Startups rebuild amid telecom’s rubble

July 20, 2005 — In 2001, NanoOpto Corp. burst onto the scene with $16 million in venture capital and a plan to sell its nanofabricated optical components to the telecommunications sector.

It seemed like a good idea at the time.

“Looking at the marketplace logically, folks said, ‘Which market has the greatest appreciation for integrated optics?'” said Hubert Kostal, NanoOpto’s marketing chief. “And that was telecom.”

That was then. This is now, and today NanoOpto is among the survivors that maneuvered out of telecom when the industry collapsed in 2002. For nearly three years, MEMS and nanotech startups that originally eyed the market cocooned themselves as they overhauled products and business plans. This may be the year they re-emerge.

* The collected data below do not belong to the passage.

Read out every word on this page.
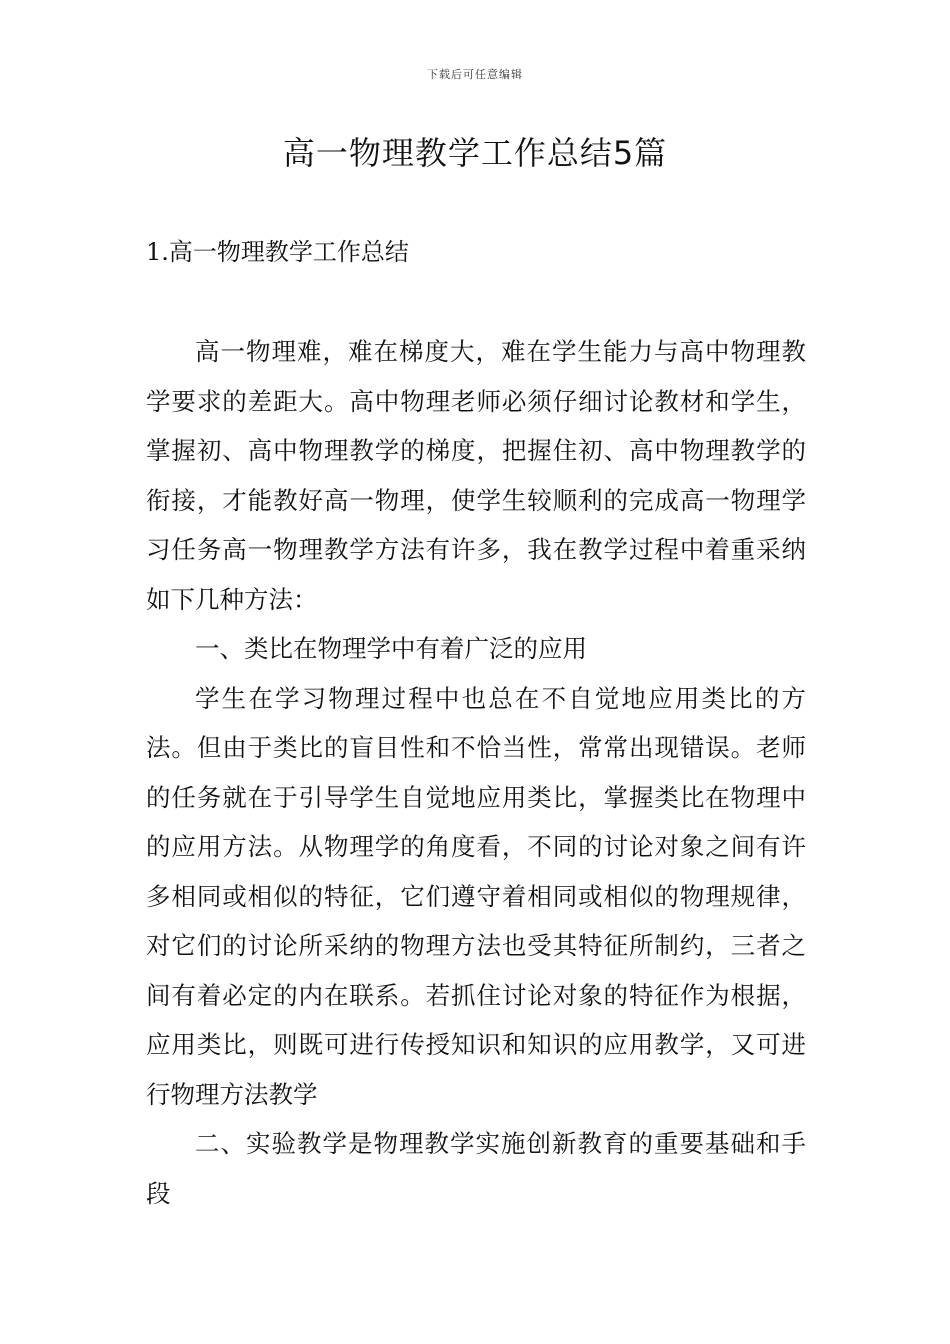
下载后可任意编辑
高一物理教学工作总结5篇
1.高一物理教学工作总结

高一物理难，难在梯度大，难在学生能力与高中物理教学要求的差距大。高中物理老师必须仔细讨论教材和学生，掌握初、高中物理教学的梯度，把握住初、高中物理教学的衔接，才能教好高一物理，使学生较顺利的完成高一物理学习任务高一物理教学方法有许多，我在教学过程中着重采纳如下几种方法：

一、类比在物理学中有着广泛的应用

学生在学习物理过程中也总在不自觉地应用类比的方法。但由于类比的盲目性和不恰当性，常常出现错误。老师的任务就在于引导学生自觉地应用类比，掌握类比在物理中的应用方法。从物理学的角度看，不同的讨论对象之间有许多相同或相似的特征，它们遵守着相同或相似的物理规律，对它们的讨论所采纳的物理方法也受其特征所制约，三者之间有着必定的内在联系。若抓住讨论对象的特征作为根据，应用类比，则既可进行传授知识和知识的应用教学，又可进行物理方法教学

二、实验教学是物理教学实施创新教育的重要基础和手段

Translume Inc., in Ann Arbor, Mich., hopes to start production on glass microfluidic sensors later this year. The company’s original goal was to fabricate optical components for telecom equipment makers. Translume was honing its technology in 2002, and “long before we solved our problems, the market just disappeared,” said Philippe Bado, president of Translume. (Ardesta LLC is an investor in Translume and Small Times Media.)

Indeed, MEMS and telecom were star-crossed lovers. Most MEMS technology was hatched in the late 1990s, at the height of the venture-capital boom. “There was a huge number of switch companies using the MEMS technique” in 2000 and 2001, said Tom Hausken, a MEMS analyst with Strategies Unlimited in California.

But as businesses prepared to ship product in the early 2000s, telecom carriers realized they had a glut of capacity and stopped capital spending. “Most of them just died a painful death,” Hausken said.

Marlene Bourne, formerly senior analyst for In-Stat/MDR, told Small Times in 2003 that only 24 of the approximately 60 MEMS telecom companies she had identified during the boom survived into 2003. Bourne is now a principal analyst at EmTech Research, a division of Small Times Media.

The key to survival for the likes of NanoOpto, Translume and others has been not patience, but re-invention. Capital spending in the telecom industry is unlikely to return to 2000 levels soon, but the technology underlying optical MEMS components is versatile. With re-organization and support from investors, a startup born into telecom could find a second life in consumer electronics, homeland security or even life sciences.

“It wasn’t difficult to decide to look elsewhere,” said Eric Schmidt, marketing director at Ahura Corp. in Wilmington, Mass. “It was difficult, like it is with any company, to decide where to settle once you decide to go elsewhere.”

Ahura’s founders, all MEMS scientists, raised $12 million in financing for components for long-distance networks. By late 2002, Ahura knew it had to abandon telecom. It re-engineered its laser technology into a self-contained chemical-analysis tool for homeland security (and dropped all use of MEMS), which Ahura unveiled in April.

“We were very lucky,” Schmidt said. “The telecom market was looking stormy from the start of Ahura, so our investors could already see trouble on the horizon. They were more receptive to looking beyond telecom.”

NanoOpto decided to reverse course in late 2002, and by 2003 had taken aim at digital imaging for cell phones, security systems and other flat-panel displays.

The company maintained its technology of fabricating components in bulk on a wafer and dicing them into separate units with nanoscale features, Kostal says, but engineers had to adapt to using new materials and the sales force had to introduce itself to a new customer base.

Telecom remains a gamble for MEMS and nanotech, according to Hausken. The VC glut flooded the market with “a lot of great technology that nobody got a return on” and left many industry players burned, he noted.

But there are optimists, too. Simpler Networks, a startup near Montreal, expects to deliver its first MEMS-based relays to telecom carriers this summer. The company has been developing its product since 2001. Chief technology officer Stephane Menard admits that Simpler slowed the pace of its business because of the collapse, but says that gave his team time to configure relays for large (and lucrative) incumbent carriers.

Simpler also had to tell customers its products automated a pre-existing mechanical process, a function entirely different from the optical MEMS components that flopped four years ago.

“Obviously everyone was a bit afraid of the MEMS,” said Menard.

In March NanoOpto unveiled a new line of isolators. They could lead to a new generation of smaller, more efficient transceivers — a product that could be useful in telecommunications.